Jose laughed. “Of course, man. What’d you think?”
The thought of touching the bag that a corpse had been slopping around in made his flesh crawl. The scent of rubber filled his nostrils and slithered down his throat, tainting his taste buds. He was glad it wasn’t decomposition he smelled.
“Are these things clean?”
“Relax, man. They are all sanitized by the time we get hold of them.”
Gingerly, Patrick approached his body bags.
“Sick, dude.”
Jose laughed again. “You’ll get used to it.”
Patrick wasn’t so sure.
“So what’s the story?” He copied Jose and filleted the bag, removing the zipper and tossing it in the trash.
“Body bags can only be used so many times before it becomes impractical.
Especially with the police and sheriff’s departments.”
“Why?” Patrick started on his second body bag, ignoring his unpalatable work in favor of Jose’s explanation.
“Evidence has been spoiled because of the chemicals used to clean the body bags or particles left behind by the last occupant. Not all the blood and tissue is totally removed.”
Patrick’s hands tightened as he felt the inside of the bag. He wondered whose blood and tissue was coming off on his hands.
“If you don’t like touching them, put on some rubber gloves.”
Patrick followed Jose’s suggestion. He snapped on the first glove.
“But don’t ask what they were before they became gloves.”
Patrick didn’t.
He returned to his work. It was appalling to think about what he was doing with these body bags. Slicing, cutting, and throwing the metallic entrails in the waste made him feel like a mad scientist performing perverse operations on unwilling victims.
“So do the cops get much for these body bags?
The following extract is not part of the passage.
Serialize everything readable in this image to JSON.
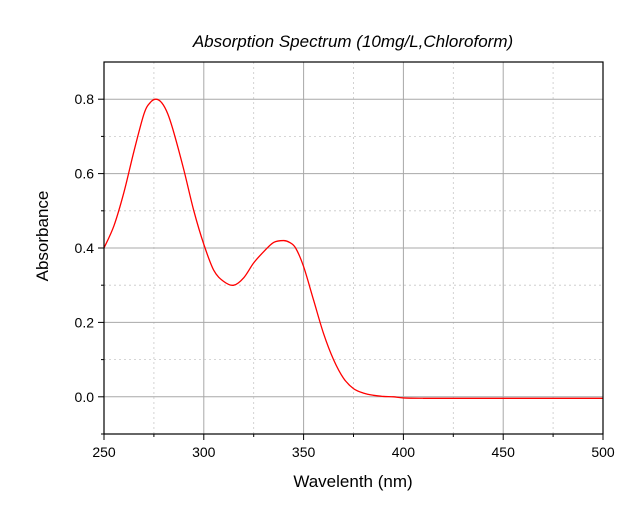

There has to be a couple of cruisers worth here alone.”
“No. They’re free. They can’t get anyone to take them and most counties are asking all government departments to recycle. Lead by example and all that bullshit.”
“How conscientious.”
“But it’s not just the cops,” Jose continued. “The military keep us well stocked too.”
“Long live a violent world.”
“You said it, man.”
It took half their shift to prepare the body bags for the next stage. They loaded the bags onto a handcart and wheeled them over to Jose’s pet.
“Meet Jose junior, man. He’s a hungry child.”
Patrick stared into Jose junior’s mouth. A multitude of lethal blades intermeshed with each other. He was glad the machine wasn’t on.